Come the Sabbath, folks attended Sunday school at Adams Crossroads Mount Hermon Church or Ebenezer Church. Long-time resident Rebecca King Simpson recalls in Stories in Stone how her neighbor, Bruce Sanders, drove through the community to pick up children for church; they stood in the back of his truck singing hymns. At summer revivals, neighbors would share fellowship alongside cornbread, preserves, and butterbeans.
In the Ebenezer section, community patriarch Al King and his family owned over 300 acres, including a two-story home, orchards, livestock, and a grist mill and cotton gin used by the community. He had a commanding presence, sharp mind — and license to make apple brandy. People were honored to get his advice.
Many of the adults were illiterate. In 1928, a determined teacher, Genevieve Woodson, revitalized a dilapidated building for Ebenezer School. There, from October to March, teenagers helped teach their younger siblings, and married couples studied with their children. (By contrast, the two-room Mount Hermon School at Adams Crossroads taught first- through sixth-graders for four months, to allow for tending crops; other children took the 7-mile bus ride to Cary public schools.) In the late 1920s, Woodson formed a Camp Fire Girls troop and talked neighbors into building the Log Cabin Theater (where Sycamore Creek now crosses Graylyn Trail). There, locals gathered for banquets, ballad singing, and plays performed by the neighborhood theater troupe, the Rustic Revelers.
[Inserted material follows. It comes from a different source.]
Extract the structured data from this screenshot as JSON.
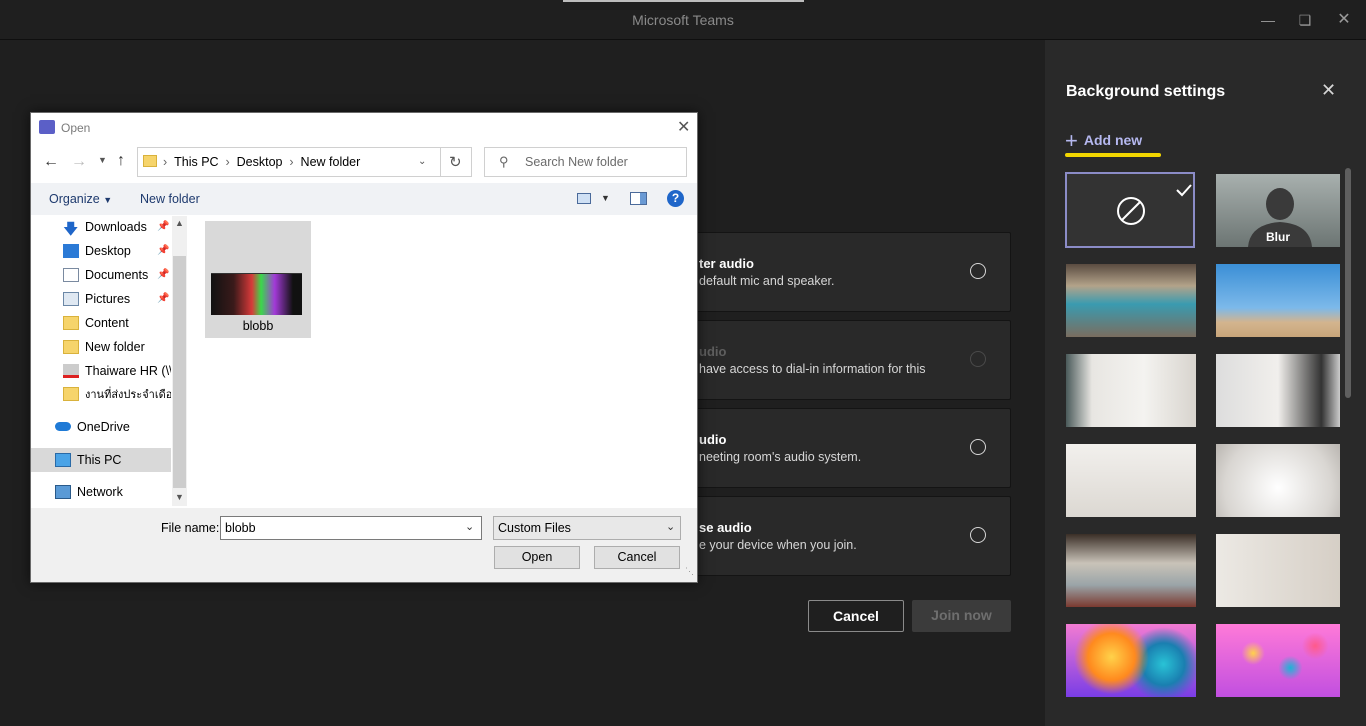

The community’s survival depended on families working together and using all available resources. When Izzy Warren, great-grandson of William Warren, and his eldest son died within six weeks of each other in a typhoid epidemic, neighbors plowed Warren’s field to help his wife and their six remaining children. In Stories in Stone, Agatha King Johnson recalls hoeing weeds in the cotton field using worn socks as gloves.
As the soil eroded in the fields, exposed rocks had to be removed. These were used for house foundations and chimneys or simply piled up by the field. “A farmer would get up one morning and say, OK boys, it’s going to be raining today, so we can’t work in the fields, you know what that means,” says Grissom. They did: picking up rocks.
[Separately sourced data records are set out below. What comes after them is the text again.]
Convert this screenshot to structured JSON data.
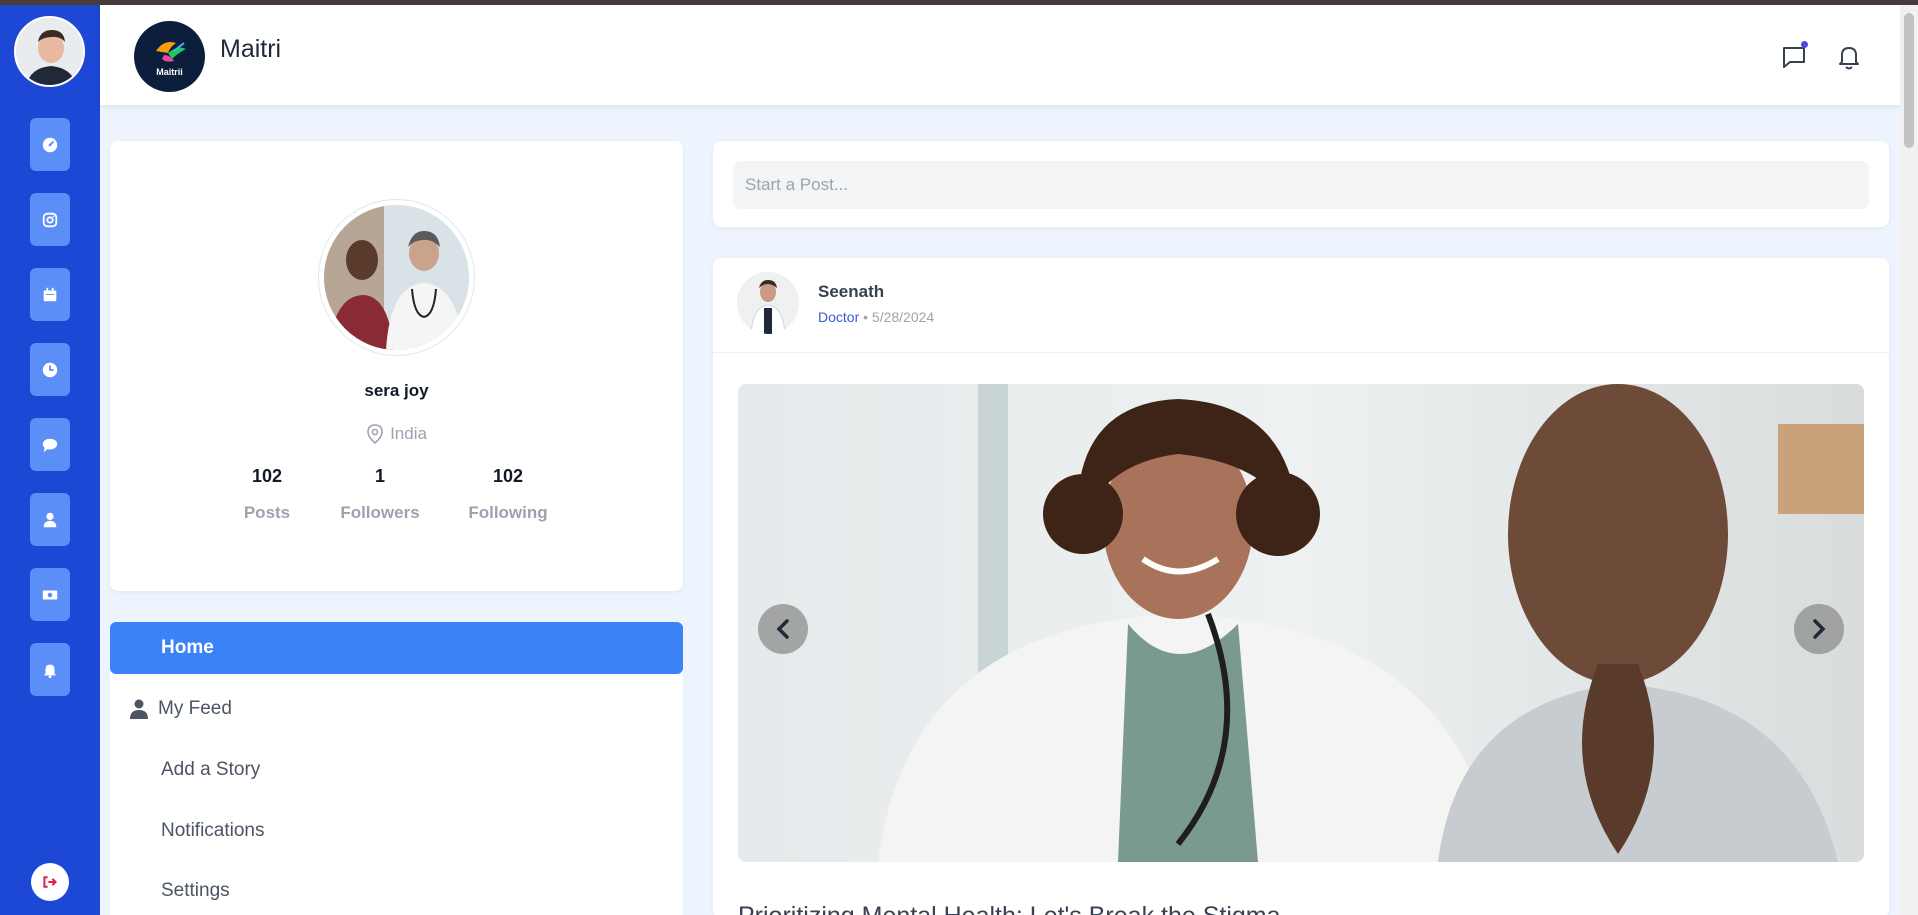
{
  "app": {
    "title": "Maitri",
    "logo_text": "Maitrii"
  },
  "composer": {
    "placeholder": "Start a Post..."
  },
  "profile": {
    "name": "sera joy",
    "location": "India",
    "stats": [
      {
        "value": "102",
        "label": "Posts"
      },
      {
        "value": "1",
        "label": "Followers"
      },
      {
        "value": "102",
        "label": "Following"
      }
    ]
  },
  "nav": {
    "items": [
      {
        "label": "Home",
        "active": true
      },
      {
        "label": "My Feed",
        "icon": "user-icon"
      },
      {
        "label": "Add a Story"
      },
      {
        "label": "Notifications"
      },
      {
        "label": "Settings"
      }
    ]
  },
  "rail": {
    "icons": [
      "dashboard-icon",
      "instagram-icon",
      "calendar-icon",
      "clock-icon",
      "chat-icon",
      "user-icon",
      "money-icon",
      "bell-icon"
    ],
    "logout_icon": "logout-icon"
  },
  "header_icons": [
    "message-icon",
    "bell-icon"
  ],
  "post": {
    "author": "Seenath",
    "role": "Doctor",
    "separator": "•",
    "date": "5/28/2024",
    "title": "Prioritizing Mental Health: Let's Break the Stigma"
  },
  "colors": {
    "rail": "#1d48d6",
    "rail_button": "#5b8ff7",
    "active_nav": "#3b82f6",
    "notification_dot": "#4f46e5",
    "logout": "#e11d48"
  }
}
In 1934, as part of a federal program to purchase marginal lands for recreation, the government determined that the homesteads had such badly eroded soil that the farmers could not make a living. The National Park Service applied to the United States Department of Agriculture for approval to purchase and develop the land, which they were interested in for its natural beauty and location between towns. Community reaction ranged from enthusiasm to resentment, but eventually all the land was sold. Starting in 1936, Civilian Conservation Corps and Works Progress Administration workers demolished buildings, planted trees, built dams, and created four group camps.
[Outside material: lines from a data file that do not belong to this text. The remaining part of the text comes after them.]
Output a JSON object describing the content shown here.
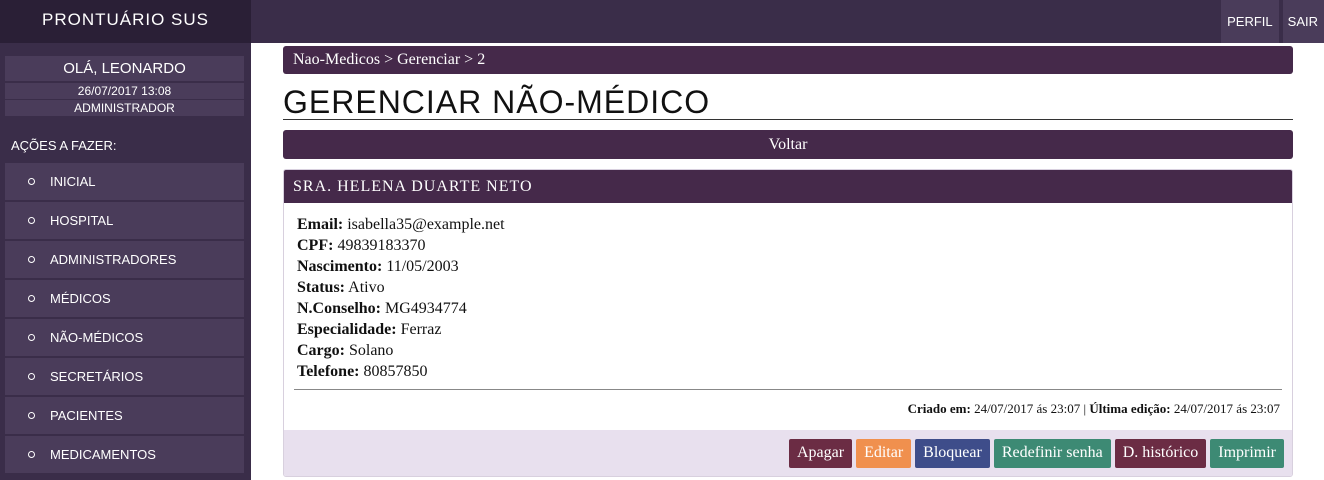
{
  "app": {
    "title": "PRONTUÁRIO SUS"
  },
  "topnav": {
    "perfil": "PERFIL",
    "sair": "SAIR"
  },
  "user": {
    "greeting": "OLÁ, LEONARDO",
    "datetime": "26/07/2017 13:08",
    "role": "ADMINISTRADOR"
  },
  "sidebar": {
    "actions_title": "AÇÕES A FAZER:",
    "items": [
      {
        "label": "INICIAL"
      },
      {
        "label": "HOSPITAL"
      },
      {
        "label": "ADMINISTRADORES"
      },
      {
        "label": "MÉDICOS"
      },
      {
        "label": "NÃO-MÉDICOS"
      },
      {
        "label": "SECRETÁRIOS"
      },
      {
        "label": "PACIENTES"
      },
      {
        "label": "MEDICAMENTOS"
      }
    ]
  },
  "breadcrumb": "Nao-Medicos > Gerenciar > 2",
  "page_title": "GERENCIAR NÃO-MÉDICO",
  "back_label": "Voltar",
  "card": {
    "title": "SRA. HELENA DUARTE NETO",
    "fields": [
      {
        "label": "Email:",
        "value": "isabella35@example.net"
      },
      {
        "label": "CPF:",
        "value": "49839183370"
      },
      {
        "label": "Nascimento:",
        "value": "11/05/2003"
      },
      {
        "label": "Status:",
        "value": "Ativo"
      },
      {
        "label": "N.Conselho:",
        "value": "MG4934774"
      },
      {
        "label": "Especialidade:",
        "value": "Ferraz"
      },
      {
        "label": "Cargo:",
        "value": "Solano"
      },
      {
        "label": "Telefone:",
        "value": "80857850"
      }
    ],
    "meta": {
      "created_label": "Criado em:",
      "created_value": "24/07/2017 ás 23:07",
      "separator": "|",
      "edited_label": "Última edição:",
      "edited_value": "24/07/2017 ás 23:07"
    },
    "buttons": {
      "apagar": "Apagar",
      "editar": "Editar",
      "bloquear": "Bloquear",
      "redefinir": "Redefinir senha",
      "historico": "D. histórico",
      "imprimir": "Imprimir"
    }
  }
}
By 1937, the camps were open for Boy and Girl Scouts and 4-H clubs in what was called Crabtree Creek Recreational Demonstration Area (it would eventually be renamed after the late North Carolina governor) and in 1943, North Carolina bought the land from the federal government for $1, with the agreement that it would remain a public recreational area. By 1966, the park, which had been segregated from 1950 to 1964, offered fishing in three lakes, picnicking at rustic shelters, and hiking along 33 miles of trails.
Next time you visit Umstead, keep an eye out for remnants of this community: non-native plants like magnolia trees or daffodils mark former homesteads, crumbling foundations from the old Camp Craggy are visible along Company Mill Trail, and the King family cemetery and remnants of their chimneys are near Graylyn Trail. Even all these decades later, traces of history remain.